There's no such thing as an optimal font size. Looking for one means that you're forgetting something important: legibility of text is not solely a product of size.
I've built around a dozen websites as a UI designer in the past five years, and they've all had different audiences. One of the things I found was that size isn't the biggest factor. It's a combination of different aspects related to displaying text:
- font family
- line height
- position on the page
Combining these leads to a rough metric for overall legibility and I've found that to be the most important design target for text.
As an anecdote from testing (since you asked): I worked on a community site with 700k monthly visits where the main audience was non-computer savvy users. We used 12px Verdana for body type and 14px-16px Arial for titles. Occasionally we would drop to 11px Verdana in grey for less important text. When doing usability tests on the site, we received feedback not about the size of the text, but about how the surrounding colours of the design made it feel like you were staring into a lamp.
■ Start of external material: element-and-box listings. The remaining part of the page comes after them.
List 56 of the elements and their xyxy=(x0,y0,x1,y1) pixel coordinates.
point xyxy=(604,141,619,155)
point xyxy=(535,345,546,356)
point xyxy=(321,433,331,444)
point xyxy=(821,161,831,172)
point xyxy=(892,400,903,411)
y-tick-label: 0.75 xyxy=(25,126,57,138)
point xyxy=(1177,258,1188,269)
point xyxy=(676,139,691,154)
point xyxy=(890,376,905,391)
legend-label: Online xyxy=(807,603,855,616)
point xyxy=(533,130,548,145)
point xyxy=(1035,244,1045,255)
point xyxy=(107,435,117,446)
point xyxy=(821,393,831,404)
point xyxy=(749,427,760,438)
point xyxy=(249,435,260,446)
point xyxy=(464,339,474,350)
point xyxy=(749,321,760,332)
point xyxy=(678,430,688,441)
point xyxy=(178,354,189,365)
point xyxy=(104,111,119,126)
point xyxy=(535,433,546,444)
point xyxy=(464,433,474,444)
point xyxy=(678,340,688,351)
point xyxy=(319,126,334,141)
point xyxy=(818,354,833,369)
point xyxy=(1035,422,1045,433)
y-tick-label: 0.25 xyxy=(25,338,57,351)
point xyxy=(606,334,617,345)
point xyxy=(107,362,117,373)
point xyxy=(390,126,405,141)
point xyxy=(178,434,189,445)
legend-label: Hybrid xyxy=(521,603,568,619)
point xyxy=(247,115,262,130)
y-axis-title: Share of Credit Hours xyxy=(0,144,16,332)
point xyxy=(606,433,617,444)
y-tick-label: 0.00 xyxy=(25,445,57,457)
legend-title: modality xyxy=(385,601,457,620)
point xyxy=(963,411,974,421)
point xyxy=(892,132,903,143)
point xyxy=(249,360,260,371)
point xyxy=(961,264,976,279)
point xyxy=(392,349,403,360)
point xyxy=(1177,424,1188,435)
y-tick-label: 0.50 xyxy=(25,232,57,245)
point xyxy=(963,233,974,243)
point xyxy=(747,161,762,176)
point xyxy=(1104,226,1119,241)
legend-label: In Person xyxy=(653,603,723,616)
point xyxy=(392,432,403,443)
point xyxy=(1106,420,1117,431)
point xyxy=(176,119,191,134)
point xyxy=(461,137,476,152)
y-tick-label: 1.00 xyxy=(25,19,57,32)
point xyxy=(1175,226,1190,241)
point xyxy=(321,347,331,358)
We interpreted this as the site being too bright and adjusted the contrast of the entire design to be less bright. Partially due to these changes and partially due to changes in the navigational structure, we saw a significant month-on-month increase in pageviews per visitor.
One thing to remember about small font sizes is that they have a purpose: when you need something to be smaller than something else (duh!). But as a UI designer it's important to remember that your job is to create clarity and usability (amongst other things) in the interface, and that by de-emphasizing some elements of the UI you can improve its usability. It's up to you to decide which elements should be scaled down, and which aspects of the text should be modified (from my list above).